The pioneer of Guard Anchorage is the first crypto company to see a charter from the U.S. national banking regulator.
By an announcement on Wednesday from the Office of the Comptroller of the Currency, Anchorage will have conditional authorization to operate as a nationwide trust institution. The charter is the first of its kind, part of a “fintech charter” idea dating back to the Obama years, but which gained momentum under the leadership of Interim Controller Brian Brooks, formerly of the Coinbase legal team.
According to the announcement, maintaining the Anchorage Charter will depend on unique requirements:
“As a binding condition of approval, the company has entered into an operating agreement which sets out, among other things, the capital and liquidity requirements and the expectations of the OCC for risk management.

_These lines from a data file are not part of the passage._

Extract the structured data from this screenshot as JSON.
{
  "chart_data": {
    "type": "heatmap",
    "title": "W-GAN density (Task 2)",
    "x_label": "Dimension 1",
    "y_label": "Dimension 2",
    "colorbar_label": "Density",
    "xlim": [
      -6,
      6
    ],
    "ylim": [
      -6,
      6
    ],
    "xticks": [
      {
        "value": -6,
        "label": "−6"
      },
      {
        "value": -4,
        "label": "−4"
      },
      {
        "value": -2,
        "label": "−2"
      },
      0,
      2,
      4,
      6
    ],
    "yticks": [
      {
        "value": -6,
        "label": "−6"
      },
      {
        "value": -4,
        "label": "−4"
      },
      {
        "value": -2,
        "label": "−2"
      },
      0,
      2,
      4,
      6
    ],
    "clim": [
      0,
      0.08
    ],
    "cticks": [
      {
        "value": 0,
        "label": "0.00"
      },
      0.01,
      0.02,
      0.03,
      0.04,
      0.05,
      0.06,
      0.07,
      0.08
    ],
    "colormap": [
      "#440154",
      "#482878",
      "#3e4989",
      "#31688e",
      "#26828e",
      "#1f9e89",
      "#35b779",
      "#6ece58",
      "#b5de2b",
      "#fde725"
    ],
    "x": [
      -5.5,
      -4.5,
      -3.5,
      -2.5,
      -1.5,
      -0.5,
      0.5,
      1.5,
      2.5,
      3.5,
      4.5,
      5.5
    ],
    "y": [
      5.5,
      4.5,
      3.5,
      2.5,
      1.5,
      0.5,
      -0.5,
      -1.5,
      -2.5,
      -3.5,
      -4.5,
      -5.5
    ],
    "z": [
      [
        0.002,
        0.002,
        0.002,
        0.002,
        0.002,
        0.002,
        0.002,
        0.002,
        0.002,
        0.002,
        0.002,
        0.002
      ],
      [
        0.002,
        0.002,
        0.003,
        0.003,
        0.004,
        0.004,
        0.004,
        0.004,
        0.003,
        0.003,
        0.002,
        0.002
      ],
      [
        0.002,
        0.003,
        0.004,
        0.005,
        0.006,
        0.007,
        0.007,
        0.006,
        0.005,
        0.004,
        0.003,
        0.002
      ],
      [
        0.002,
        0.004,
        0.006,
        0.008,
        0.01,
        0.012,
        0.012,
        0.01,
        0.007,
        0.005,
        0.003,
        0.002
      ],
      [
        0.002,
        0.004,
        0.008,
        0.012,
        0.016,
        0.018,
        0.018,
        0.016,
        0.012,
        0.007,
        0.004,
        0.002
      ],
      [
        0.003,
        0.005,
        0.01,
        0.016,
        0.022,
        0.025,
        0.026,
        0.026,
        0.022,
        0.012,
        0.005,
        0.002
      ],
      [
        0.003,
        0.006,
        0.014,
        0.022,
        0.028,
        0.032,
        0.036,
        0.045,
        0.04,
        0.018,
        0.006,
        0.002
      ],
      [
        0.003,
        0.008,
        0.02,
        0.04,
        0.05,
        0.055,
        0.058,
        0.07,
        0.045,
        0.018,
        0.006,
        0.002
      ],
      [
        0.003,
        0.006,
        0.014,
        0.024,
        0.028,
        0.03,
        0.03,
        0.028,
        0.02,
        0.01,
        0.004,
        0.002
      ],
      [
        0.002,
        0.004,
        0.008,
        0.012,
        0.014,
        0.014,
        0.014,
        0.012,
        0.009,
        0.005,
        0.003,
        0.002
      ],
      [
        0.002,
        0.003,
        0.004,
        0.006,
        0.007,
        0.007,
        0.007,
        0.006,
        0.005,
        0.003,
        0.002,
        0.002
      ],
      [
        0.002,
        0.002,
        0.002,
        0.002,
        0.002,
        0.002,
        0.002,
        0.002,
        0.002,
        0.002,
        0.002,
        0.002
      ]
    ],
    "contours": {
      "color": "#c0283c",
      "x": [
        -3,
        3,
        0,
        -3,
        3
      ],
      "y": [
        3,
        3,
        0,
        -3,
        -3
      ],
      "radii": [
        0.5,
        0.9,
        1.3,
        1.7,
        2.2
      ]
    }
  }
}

The current agreement between Anchorage and the OCC specifies a point that has been at the heart of the debate around the fintech charter; namely, that new cash from banks will not hold deposits: “The Bank will not engage in any activity which would make it a ‘bank’ within the meaning of Section 2 (c) of the Bank Holding Company Act. “
This is a controversial point. What is a bank? With the advent of online banking and particularly with the technological security provided by crypto, Brooks believes the future belongs to more tailor-made financial services. Narrower uses are more suited to individual needs, but still require national authorization, as he described earlier today.
In the same interview, Simone Naimi, CEO of Elliptic, asked Brooks when to expect the first such national charter for a crypto bank. Brooks checked his watch, in what at the time seemed like a joke.
So far such a registration has been done state by state, but only recently for crypto. Last summer, Wyoming licensed Kraken as the first crypto-native bank in the United States
Nonetheless, state regulators have expressed concern that the OCC’s push to charter non-depository institutions poses a threat to their authority.
An OCC representative declined to comment on whether to expect more crypto banking charters in Brooks’ final days as interim monitor.